Helmut Roewer beschert uns die Geschichte der Verschwörungstheorien. Ausgangspunkt ist immer eine unbestreitbare Tatsache, als Beispiel das Verschwinden des SED-Vermögens. und deren Verknüpfung mit einer anderen Welt, die meistens keine reale ist, im vorliegenden Fall mit einem Treffen von SS-Offizieren in Straßburg im Frühjahr 1944. Das wiederum erzählerisch verwoben mit der Existenz von Lothar Bisky und Sahra Wagenknecht. Im Dunstkreis der letzten Tage des Dritten Reichs sei eine spekulative Spielwiese der Reichsbürger und deren Antipoden entstanden. Die Entstehung des Genres führt uns nach Amerika. Es begann mit den Verwicklungen des Kennedy-Mords, erreichte einen Gipfel mit 9/11 und endete mit der These, daß die Welt eine Scheibe sie, deren Existenz von der jüdischen Weltverschwörung geleugnet werde.

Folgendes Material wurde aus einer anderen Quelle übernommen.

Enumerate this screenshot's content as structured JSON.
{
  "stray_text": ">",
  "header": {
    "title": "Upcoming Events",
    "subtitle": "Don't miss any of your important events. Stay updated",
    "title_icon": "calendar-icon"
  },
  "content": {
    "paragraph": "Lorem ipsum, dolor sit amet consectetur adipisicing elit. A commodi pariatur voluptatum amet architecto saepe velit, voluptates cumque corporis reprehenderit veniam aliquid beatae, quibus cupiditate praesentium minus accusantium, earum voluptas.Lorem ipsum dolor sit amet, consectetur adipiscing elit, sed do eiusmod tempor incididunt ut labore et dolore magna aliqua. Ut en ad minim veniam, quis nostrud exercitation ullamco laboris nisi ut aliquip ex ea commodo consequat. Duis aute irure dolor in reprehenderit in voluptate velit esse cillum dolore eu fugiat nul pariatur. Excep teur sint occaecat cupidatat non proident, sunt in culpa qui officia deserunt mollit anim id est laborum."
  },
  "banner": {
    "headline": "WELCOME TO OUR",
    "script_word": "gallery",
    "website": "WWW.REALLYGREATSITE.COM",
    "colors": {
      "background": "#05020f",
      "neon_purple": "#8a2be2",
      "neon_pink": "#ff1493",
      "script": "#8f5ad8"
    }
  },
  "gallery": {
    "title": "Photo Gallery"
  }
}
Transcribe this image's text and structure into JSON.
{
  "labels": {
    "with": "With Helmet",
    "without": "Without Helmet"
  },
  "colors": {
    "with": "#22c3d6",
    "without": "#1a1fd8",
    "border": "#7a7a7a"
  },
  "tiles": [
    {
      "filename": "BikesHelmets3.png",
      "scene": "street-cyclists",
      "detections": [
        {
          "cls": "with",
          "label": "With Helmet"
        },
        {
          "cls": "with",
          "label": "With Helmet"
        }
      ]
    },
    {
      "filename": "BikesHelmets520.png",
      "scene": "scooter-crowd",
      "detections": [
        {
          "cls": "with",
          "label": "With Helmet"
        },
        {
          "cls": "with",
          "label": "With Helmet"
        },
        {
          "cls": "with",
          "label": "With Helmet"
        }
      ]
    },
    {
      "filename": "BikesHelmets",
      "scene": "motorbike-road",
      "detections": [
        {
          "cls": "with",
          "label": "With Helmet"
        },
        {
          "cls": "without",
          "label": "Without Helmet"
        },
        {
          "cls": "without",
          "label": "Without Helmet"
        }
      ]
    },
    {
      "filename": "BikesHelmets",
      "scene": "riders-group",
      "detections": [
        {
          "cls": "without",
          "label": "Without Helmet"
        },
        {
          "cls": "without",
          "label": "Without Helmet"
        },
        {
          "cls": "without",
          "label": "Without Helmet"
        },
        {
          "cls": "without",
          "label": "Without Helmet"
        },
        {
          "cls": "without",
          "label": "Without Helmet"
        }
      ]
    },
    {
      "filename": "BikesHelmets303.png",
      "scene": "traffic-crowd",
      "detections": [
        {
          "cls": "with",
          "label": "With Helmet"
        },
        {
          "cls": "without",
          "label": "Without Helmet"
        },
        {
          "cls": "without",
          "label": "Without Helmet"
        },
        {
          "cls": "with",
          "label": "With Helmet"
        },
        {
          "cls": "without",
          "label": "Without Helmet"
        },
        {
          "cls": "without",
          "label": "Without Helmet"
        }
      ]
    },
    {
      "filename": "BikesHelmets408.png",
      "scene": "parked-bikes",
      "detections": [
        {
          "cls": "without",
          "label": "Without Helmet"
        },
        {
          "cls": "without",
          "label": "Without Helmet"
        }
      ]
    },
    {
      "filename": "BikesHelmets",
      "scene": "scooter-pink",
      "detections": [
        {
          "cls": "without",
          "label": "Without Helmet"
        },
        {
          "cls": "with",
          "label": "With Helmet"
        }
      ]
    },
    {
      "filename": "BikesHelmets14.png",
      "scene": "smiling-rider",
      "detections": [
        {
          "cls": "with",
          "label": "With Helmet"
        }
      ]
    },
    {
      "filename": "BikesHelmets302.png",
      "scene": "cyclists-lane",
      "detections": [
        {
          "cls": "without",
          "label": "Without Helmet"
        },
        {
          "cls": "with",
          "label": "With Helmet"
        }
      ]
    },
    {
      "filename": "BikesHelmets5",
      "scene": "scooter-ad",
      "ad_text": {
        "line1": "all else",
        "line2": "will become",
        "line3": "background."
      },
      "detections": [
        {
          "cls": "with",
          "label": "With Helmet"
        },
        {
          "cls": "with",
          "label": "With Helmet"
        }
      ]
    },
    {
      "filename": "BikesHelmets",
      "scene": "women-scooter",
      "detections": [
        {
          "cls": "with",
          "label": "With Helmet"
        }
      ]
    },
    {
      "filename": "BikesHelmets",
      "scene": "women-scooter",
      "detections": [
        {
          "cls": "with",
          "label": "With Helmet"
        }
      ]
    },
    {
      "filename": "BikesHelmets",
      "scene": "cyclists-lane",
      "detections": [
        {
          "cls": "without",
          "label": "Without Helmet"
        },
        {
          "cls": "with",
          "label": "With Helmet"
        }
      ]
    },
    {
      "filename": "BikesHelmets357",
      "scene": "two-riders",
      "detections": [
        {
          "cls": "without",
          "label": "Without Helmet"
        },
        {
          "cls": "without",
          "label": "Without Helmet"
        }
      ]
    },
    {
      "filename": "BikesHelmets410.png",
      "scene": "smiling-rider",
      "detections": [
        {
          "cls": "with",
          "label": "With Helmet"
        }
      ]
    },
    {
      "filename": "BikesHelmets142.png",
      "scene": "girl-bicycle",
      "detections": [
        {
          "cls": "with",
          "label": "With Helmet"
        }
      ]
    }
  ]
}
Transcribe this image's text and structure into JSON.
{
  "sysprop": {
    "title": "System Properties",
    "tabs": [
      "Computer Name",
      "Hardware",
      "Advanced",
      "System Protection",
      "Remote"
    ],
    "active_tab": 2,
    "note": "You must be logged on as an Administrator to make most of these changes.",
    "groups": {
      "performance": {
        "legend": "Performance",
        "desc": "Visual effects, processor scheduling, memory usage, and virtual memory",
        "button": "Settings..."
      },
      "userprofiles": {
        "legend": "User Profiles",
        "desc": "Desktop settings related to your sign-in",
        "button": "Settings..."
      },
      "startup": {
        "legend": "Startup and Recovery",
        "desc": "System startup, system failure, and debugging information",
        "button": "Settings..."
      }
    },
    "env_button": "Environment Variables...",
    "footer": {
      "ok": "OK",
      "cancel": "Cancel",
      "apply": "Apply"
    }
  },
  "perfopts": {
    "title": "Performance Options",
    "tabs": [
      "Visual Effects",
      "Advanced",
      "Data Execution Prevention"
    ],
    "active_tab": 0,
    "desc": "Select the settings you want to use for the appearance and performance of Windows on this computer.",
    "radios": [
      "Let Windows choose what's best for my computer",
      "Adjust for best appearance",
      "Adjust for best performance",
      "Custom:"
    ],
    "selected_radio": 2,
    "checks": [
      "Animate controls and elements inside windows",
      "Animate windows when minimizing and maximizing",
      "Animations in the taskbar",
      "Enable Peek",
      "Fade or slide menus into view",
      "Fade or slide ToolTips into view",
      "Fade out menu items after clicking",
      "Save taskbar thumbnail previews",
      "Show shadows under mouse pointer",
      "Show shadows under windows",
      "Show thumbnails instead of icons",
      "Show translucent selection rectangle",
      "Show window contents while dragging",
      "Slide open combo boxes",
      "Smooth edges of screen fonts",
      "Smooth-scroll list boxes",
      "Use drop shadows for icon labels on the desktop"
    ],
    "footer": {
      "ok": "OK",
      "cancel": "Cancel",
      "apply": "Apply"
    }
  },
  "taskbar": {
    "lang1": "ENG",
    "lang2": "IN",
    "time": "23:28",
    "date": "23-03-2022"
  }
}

Cora Stephan beschäftigt sich mit der Langlebigkeit der Medienlügen. Der Aufstand der Unanständigen, der von Kanzler Schröder nach einem moslemischen Anschlag auf eine Synagoge losgetreten wurde, ist immer noch nicht als solcher ins allgemeine Bewußtsein gedrungen. Schröder ließ in ganz Deutschland Lichterketten aufmarschieren, um gegen rechts zu demonstrieren. Genauso sind die von Dr. M. behaupteten Menschenjagden in Chemnitz in die offiziellen Geschichtserzählungen eingegangen. Den Vogel schoß Gasgerd ab, der die Lüge vom Kindermord in Sebnitz propagandistisch ausschlachtete. Auch hier wurde die Wahrheit, nachdem sie sich nicht mehr vertuschen ließ, von den Lügenmedien nicht so aufwändig propagiert wie die infame Lüge, so daß an Sebnitz immer was hängen blieb. Die Fake News schwirren als Untote durch Politik und Medien, sie sind zu schön um ungenutzt zu bleiben, so Stephan.

Weitere Beiträge zum Thema Wannseekonferenz haben Uwe Tellkamp, Ulrich Vosgerau, Ralf Schuler und Klaus-Rüdiger Mai geschrieben. Ich selbst habe das Büchlein als Lernender gelesen, denn die Techniken der Propaganda und der Herstellung von Chiffren kann und solte auch die Opposition nutzen. Nur jammern über die schlechten Zeiten geht überhaupt nicht mit mir. Die guten Perioden sind kurz, die schlechten lang, damit muß man sich arrangieren.